Махмуд ободренно улыбнулся, и Бэрл, протянув вторую руку, резким движением сломал ему шею. Он сделал это так быстро, что бедняга даже не успел понять, что произошло, так и оставшись сидеть с приклеенной жалкой улыбкой на твердеющем лице, с безумной и робкой надеждой, застывшей в остекленевших глазах, отразивших последний акт драмы – короткую возню у двери и еще одну смерть, смерть преданного им товарища.

* * *

Бэрл запер входную дверь и, сделав глубокий вдох, заглянул в ванную. Девушка была там. Она стояла так, как мерзавцы пристроили ее стоять – наперевес через край ванны, на коленях, со связанными ногами, с кляпом во рту, с руками, прикрученными к вентильному кронштейну на противоположной стене. Тут же был кусок двужильного оголенного на концах провода, воткнутый в розетку для электробритвы. На белой, бессильно провисшей спине пламенели язвы сигаретных ожогов... Девушка мотнула слипшейся каштановой гривой и замычала. Это вывело Бэрла из оцепенения.
Развязывая узлы и осторожно перетаскивая на кровать бесчувственное тело, Бэрл не переставал напряженно просчитывать варианты. Судя по всему, девица была из группы обеспечения. Видимо, ее задача ограничивалась съемом этого номера и передачей ключа другому помощнику, тому, что оставил для Бэрла чемодан в камере хранения. Передав ключ, она должна была исчезнуть на пару-тройку дней. Ни у нее, ни у ее напарника не было и тени понятия о смысле и целях этих действий. Они не знали и не могли знать Бэрла, как, собственно, и он не знал их. Так что подонки зря мучили девочку – при всем желании ей было нечего им рассказать.
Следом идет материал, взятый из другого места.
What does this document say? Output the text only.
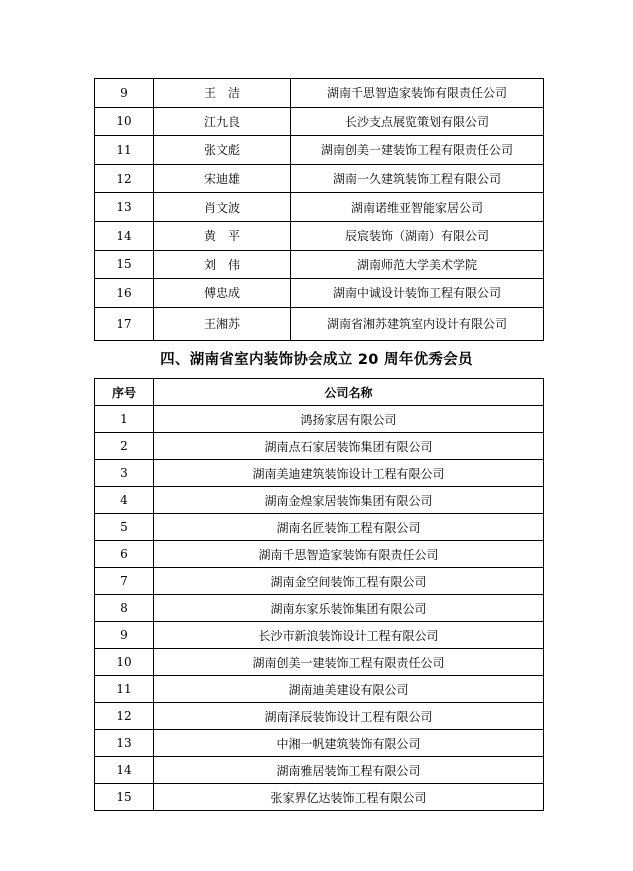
9	王　洁	湖南千思智造家装饰有限责任公司
10	江九良	长沙支点展览策划有限公司
11	张文彪	湖南创美一建装饰工程有限责任公司
12	宋迪雄	湖南一久建筑装饰工程有限公司
13	肖文波	湖南诺维亚智能家居公司
14	黄　平	辰宸装饰（湖南）有限公司
15	刘　伟	湖南师范大学美术学院
16	傅忠成	湖南中诚设计装饰工程有限公司
17	王湘苏	湖南省湘苏建筑室内设计有限公司
四、湖南省室内装饰协会成立 20 周年优秀会员
序号	公司名称
1	鸿扬家居有限公司
2	湖南点石家居装饰集团有限公司
3	湖南美迪建筑装饰设计工程有限公司
4	湖南金煌家居装饰集团有限公司
5	湖南名匠装饰工程有限公司
6	湖南千思智造家装饰有限责任公司
7	湖南金空间装饰工程有限公司
8	湖南东家乐装饰集团有限公司
9	长沙市新浪装饰设计工程有限公司
10	湖南创美一建装饰工程有限责任公司
11	湖南迪美建设有限公司
12	湖南泽辰装饰设计工程有限公司
13	中湘一帆建筑装饰有限公司
14	湖南雅居装饰工程有限公司
15	张家界亿达装饰工程有限公司
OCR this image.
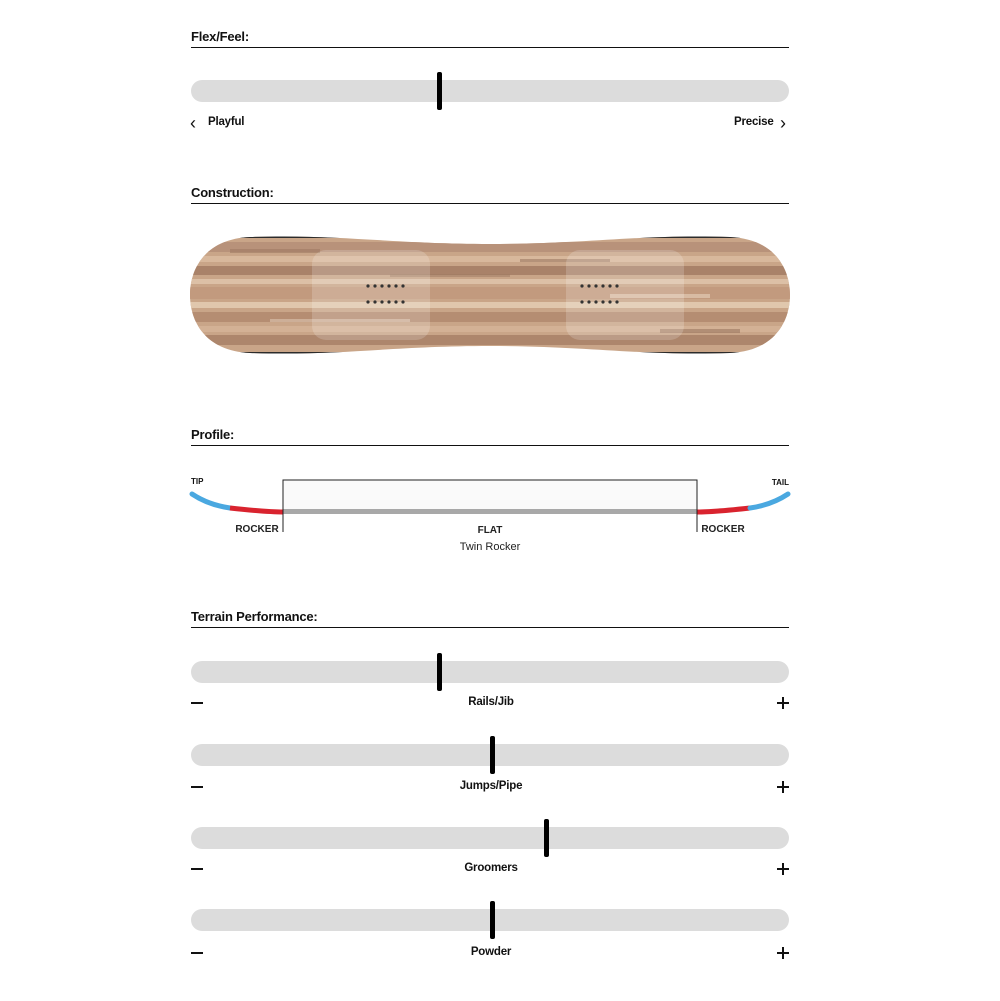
Flex/Feel:
‹ Playful	Precise ›
Construction:
Profile:
TIP	TAIL
ROCKER	FLAT	ROCKER
Twin Rocker
Terrain Performance:
Rails/Jib
Jumps/Pipe
Groomers
Powder
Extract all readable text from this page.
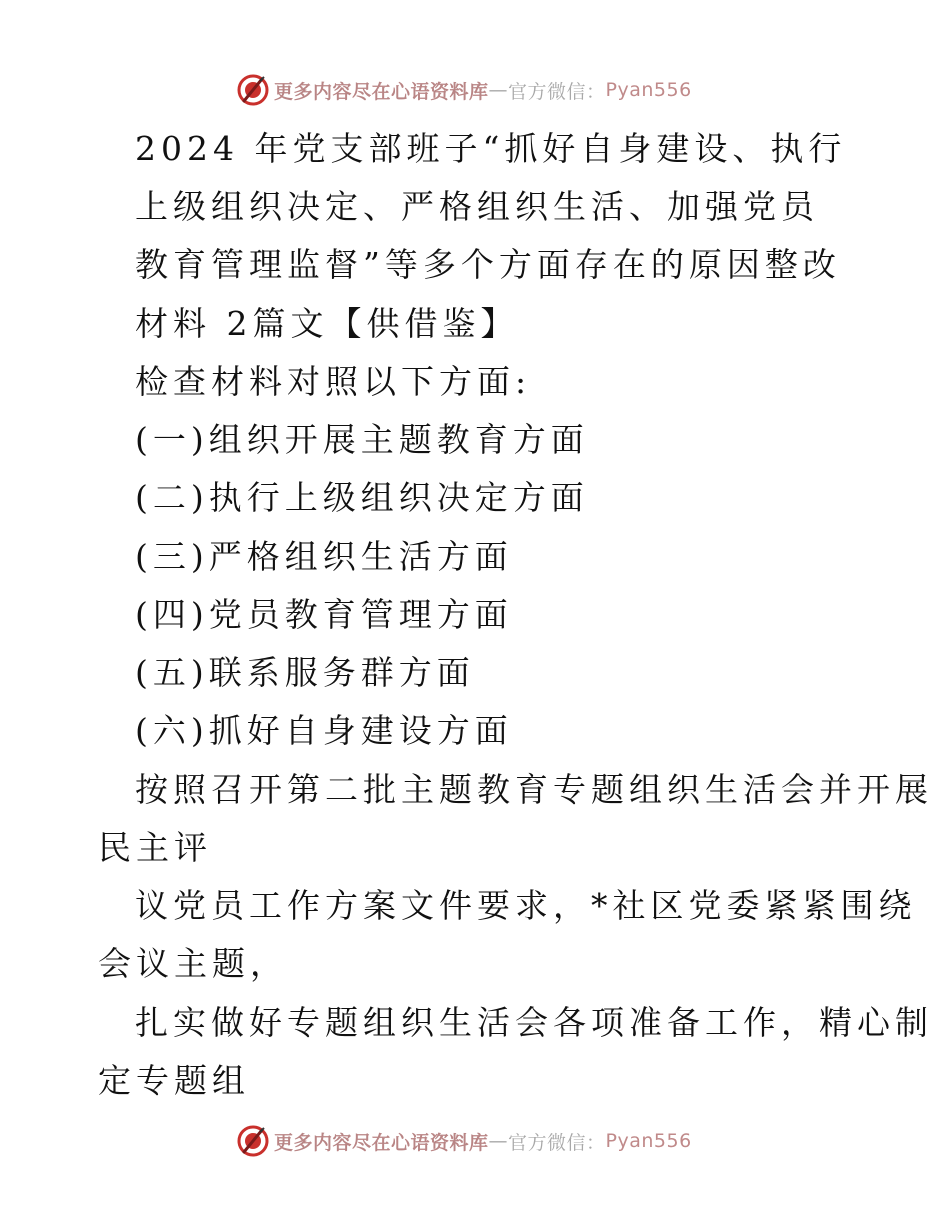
更多内容尽在心语资料库 — 官方微信： Pyan556
2024 年党支部班子“抓好自身建设、执行
上级组织决定、严格组织生活、加强党员
教育管理监督”等多个方面存在的原因整改
材料 2篇文【供借鉴】
检查材料对照以下方面:
(一)组织开展主题教育方面
(二)执行上级组织决定方面
(三)严格组织生活方面
(四)党员教育管理方面
(五)联系服务群方面
(六)抓好自身建设方面
按照召开第二批主题教育专题组织生活会并开展
民主评
议党员工作方案文件要求，*社区党委紧紧围绕
会议主题，
扎实做好专题组织生活会各项准备工作，精心制
定专题组
更多内容尽在心语资料库 — 官方微信： Pyan556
Непонятно другое – где произошла засветка? Предсмертная исповедь Махмуда об этом умалчивала. Да и что мог он знать, Махмуд, мелкая сошка... Небось, кайфует сейчас в своем мусульманском раю, пускает слюни, взгромоздившись на первую из положенных ему семидесяти девственниц, царапает ее в кровь своими золотыми цацками... Впрочем, кое-чем он все-таки помог. Во-первых, назвал имя босса, того, кто посадил в засаду махмудову группу. Абу-Айяд – старый знакомый, матерый волчара... Во-вторых – рассказал о другой группе, ушедшей за девушкиным напарником. Это наводило на грустные мысли не только о судьбе последнего, но и о чемодане. Бэрл готов был поклясться, что слежки за ним не было ни на вокзале, ни на пути в отель. С другой стороны, навряд ли они отпустили бы его просто так, без всякого сопровождения, полагаясь лишь на его непременный приход в «Мемфис». Следовательно, сопровождение находилось в чемодане, пластиковое такое сопровождение, все в разноцветных красивых проводочках... Помимо всего прочего, молчание Махмуда должно было уже обеспокоить его революционное начальство. По всему выходило, что надо сматывать удочки и поскорее.
Бэрл открыл минибар и удовлетворенно хмыкнул. Весь ассортимент был в наличии. Хоть чем-то вы хороши, братья-мусульмане – выпивку никогда не расходуете! Коньяки были представлены «Мартелем» – уже третье по счету бэрлово везение. Ох, надолго ли? Бэрл принял коньяк залпом, как лекарство и, захватив две другие бутылочки, подошел к девушке.
«Эй, подружка, – он осторожно потряс ее за плечо. – Кончай с этим пляжным настроением, так ведь и совсем обгореть недолго». Бэрл открыл второй «мерзавчик» и аккуратно влил его в запекшийся полуоткрытый рот. Девушка дернулась и, рывком приподнявшись, вперилась в Бэрла диким взглядом загнанной лисицы.
«Шалом, сестричка, – быстро сказал он на иврите. – Поехали домой. Все кончилось. Домой».
Он повторял слово «домой», как заведенный, на все лады и со всеми интонациями, пока она не кивнула.
«Ну вот и хорошо, вот и ладно... Только сначала мы должны заняться твоей спиной. А нет ли у тебя тут крема какого?»
Неожиданно она снова кивнула: «Есть... от загара... в сумочке...»
«От загара?!» Бэрл хрюкнул, подавляя приступ неуместного смеха, но тщетно – неимоверное напряжение последней четверти часа неудержимо рвалось из него наружу лавиной гомерического хохота, и уже не сопротивляясь ему, он рухнул на пол между безучастными «Гуллитом» и Махмудом и заржал, захлебываясь и повизгивая, так, как не ржал еще никогда за всю свою непростую тридцатилетнюю жизнь. Она смотрела на него, катающегося по полу между трупами ее мучителей, и страх сменялся в ней недоумением, затем – обидой и, наконец, подхваченная вулканическими извержениями бэрлового гогота, она засмеялась сама, неуверенным, маленьким, целебным смехом.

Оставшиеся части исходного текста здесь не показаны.